Readers like to complain that the national news media is picking on President Trump by characterizing his every step in the worst possible light.
I usually rise up in the media's defense: This is, after all, the president of the United States, and his every twitch is going to be documented, period. Every modern president has endured it.
Add the fact that Trump creates news in ways no presidential predecessor has approached, from his antagonistic tweets (which sometimes contradict his administration's policy positions) to his pugilistic characterizations of political rivals, foreign leaders and, of course, the press.
But it's only fair that I call out the media when it piles on, too. And such was the case with Wednesday's story (in The Washington Post, Newsweek, CNN and elsewhere) that the president and first lady had opted to take the presidential parade limousine, with its usual coterie of accompanying vehicles, some 250 yards from the White House to Blair House, the presidential guest quarters, to greet former President George W. Bush and former first lady Laura Bush.
Covering 250 yards on a cold December day in Washington is not like walking to the other side of a banquet hall. It's 2½ football fields. Trump is no spring chicken, either: He is 72, and not as svelte as he might once have been.
The news reports noted that Barack Obama, as president, made the same walk several times. But The Post, to its credit, added that former first lady Michelle Obama, in her autobiography “Becoming,” wrote that the Secret Service sometimes requested she or her husband “take the motorcade instead of walking in the fresh air” to Blair House for security reasons.
Perhaps that was the case here. Or perhaps Trump simply didn't feel up to it. Maybe he just really likes his limousine. Walking that long walk instead of riding would have provided better optics, a consideration not foreign to this president, but it's his call.

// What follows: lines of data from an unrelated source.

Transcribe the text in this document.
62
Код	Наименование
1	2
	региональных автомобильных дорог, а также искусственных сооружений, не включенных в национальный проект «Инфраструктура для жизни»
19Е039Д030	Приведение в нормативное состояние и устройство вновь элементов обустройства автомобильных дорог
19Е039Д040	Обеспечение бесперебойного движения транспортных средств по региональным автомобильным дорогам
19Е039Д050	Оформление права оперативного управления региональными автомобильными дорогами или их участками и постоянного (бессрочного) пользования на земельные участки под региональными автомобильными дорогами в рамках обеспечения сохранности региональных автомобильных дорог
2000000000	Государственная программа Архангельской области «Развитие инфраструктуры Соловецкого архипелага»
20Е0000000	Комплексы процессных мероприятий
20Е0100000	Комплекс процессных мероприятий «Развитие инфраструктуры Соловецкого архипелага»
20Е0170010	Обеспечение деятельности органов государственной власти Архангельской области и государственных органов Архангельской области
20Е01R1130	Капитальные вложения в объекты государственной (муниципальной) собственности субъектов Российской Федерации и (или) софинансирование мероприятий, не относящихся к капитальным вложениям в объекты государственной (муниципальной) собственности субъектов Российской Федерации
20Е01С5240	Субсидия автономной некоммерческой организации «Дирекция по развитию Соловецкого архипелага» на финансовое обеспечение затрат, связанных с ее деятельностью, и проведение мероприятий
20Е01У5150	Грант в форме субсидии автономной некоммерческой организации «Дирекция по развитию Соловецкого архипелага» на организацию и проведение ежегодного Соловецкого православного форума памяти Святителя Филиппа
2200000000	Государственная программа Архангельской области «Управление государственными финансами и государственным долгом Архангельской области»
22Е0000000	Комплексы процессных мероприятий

Trump will soon do or say something outrageous or controversial that will prove justifiably newsworthy, so it's not like the media needs new material.
Reporting Trump's 250-yard limo ride just fuels the perception that the national media, in addition to being appropriately attentive and tough, also simply loves to poke the bear.
Reader: I write a ton of letters, mostly unread by this redneck media outlet. During the last 10 years everyone from The Californian to city, county and KHSD officials have filtered out my letters. They toss them in the trash can, preferring to dance with those Republican Conservative Christians. I always found it laughable that regardless of how evil or lying or coded racist those letters written by others might be, they would be printed.
I recently explained this to someone who asked me why my letters were never printed. He disagreed with my reasoning and we made a bet: I would write a letter complimentary of a Republican and send it to The Californian and see what happens. So I wrote about George H.W. Bush, who I really admired for his toughness, ethics and humility. A real war hero, not the kind of loudmouth racist we have come to love in Kern County.
My test made The Californian's biased mentality crystal clear. Thanks for the vindication.
— Panfilo Fuentes
Price: Pay up, Pete. We received your letter via email on Saturday, Dec. 1, at 11:37 a.m. Our letters editor, Ema Sasic, edited it when she came in Monday and posted it online at 3:34 p.m. Your follow-up letter of complaint arrived via email Tuesday at 9:51 a.m. Your Bush letter ("A great loss for our country") was published in our print edition Dec. 5.
However, yes, most of your letters do go in the trash. You often write four a day, sometimes responding to articles and letters that had been published online literally just minutes before, and we just don't have the time to get to them all. But, despite the daily Panfilo blitz, I wish we had more readers like you.
Reader: Mr. Price, thank you for the wonderful article in the Dec. 5 Bakersfield Californian about Pearl Harbor and enlistment in the Navy ("Pearl Harbor? No, let's talk enlistment in the Navy"). I would like to honor Bob Berman.
— Ron Kean
Price: Mr. Berman was reluctant to talk about his war experience and he didn't want his photo published in the newspaper, although he did record a video expressly for schools and students who might want to consider a career in the Navy. Teachers are encouraged to view it and consider showing it to their students. It's posted on Bakersfield.com. I'd love to hear from teachers who've done so.
Mr. Berman, who is 98, called me to clarify that he was not aboard ship when the USS Maryland was hit by Japanese bombs that Sunday morning. He was up close and personal for all of those other Pacific theater battles involving the Maryland, however.
And he said he's been thanked enough.
Reader: It’s Dec. 1 and I just finished reading Joseph Luiz’s story online ("County crackdown on underage tobacco sales yields results," Dec. 3) about our youth tobacco program here at the Department of Kern County Public Health. It’s excellent. In fact, you all have been just superb in your coverage of public health issues and campaigns this year.
So I’m feeling a little mushy.
You make my job so rewarding when you get the facts right, capture the spirit of a story, and even when you come at me with the tough questions. I just wanted to thank you all.
— Michelle Corson
Price: We get it right once in a while. The county's anti-tobacco campaign is worthwhile and we're happy to cover it.